Date:

Monday, September 17, 2007,
11:00 am - 12:00 pm.

Place:

Mathematics Conference Room 626, UCD Building, 1250 14th St., Denver.

Speaker:

Ruben Juanes.

Affiliation:

Department of Civil and Environmental Engineering, Massachusetts Institute of Technology.

Title:

Variational multiscale methods for heterogeneous porous media flows.

Abstract:

We present a variational multiscale mixed finite element method for the solution of Darcy flow in porous media, in which both the permeability field and the source term display a multiscale character. The formulation is based on a multiscale split of the solution into coarse and subgrid scales. This decomposition is invoked in a variational setting that leads to a rigorous definition of a (global) coarse problem and a set of (local) subgrid problems. One of the key issues for the success of the method is the proper definition of the boundary conditions for the localization of the subgrid problems. We identify a weak compatibility condition that allows for subgrid communication across element interfaces, something that turns out to be essential for obtaining high-quality solutions. We also remove the singularities due to concentrated sources from the coarse-scale problem by introducing additional multiscale basis functions, based on a decomposition of fine-scale source terms into coarse and deviatoric components. The method is locally conservative and employs a low-order approximation of pressure and velocity at both scales. We illustrate the performance of the method on several synthetic cases, and conclude that the method is able to capture the global and local flow patterns accurately.

Short Bio:

Ruben Juanes is assistant professor of Civil and Environmental Engineering at MIT. Before joining the MIT faculty in 2006, he was an acting assistant professor in Petroleum Engineering at Stanford University, and an assistant professor in Petroleum and Geosystems Engineering at UT Austin.

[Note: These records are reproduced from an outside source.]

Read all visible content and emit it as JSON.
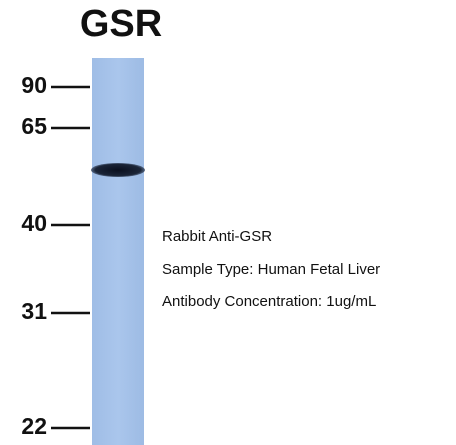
{
  "header": {
    "title": "GSR"
  },
  "markers": [
    "90",
    "65",
    "40",
    "31",
    "22"
  ],
  "annotations": [
    "Rabbit Anti-GSR",
    "Sample Type: Human Fetal Liver",
    "Antibody Concentration: 1ug/mL"
  ]
}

He holds MS (1999) and PhD (2003) degrees in Civil and Environmental Engineering from the University of California at Berkeley. His research is geared toward the understanding, modeling, simulation and quantitative prediction of complex geophysical systems, with special application to petroleum reservoir engineering, groundwater hydrology, geological CO2 sequestration and gas hydrates in ocean sediments. He develops analytical theories and numerical techniques that capture the multiscale phenomena ubiquitous to flow and transport in the environment.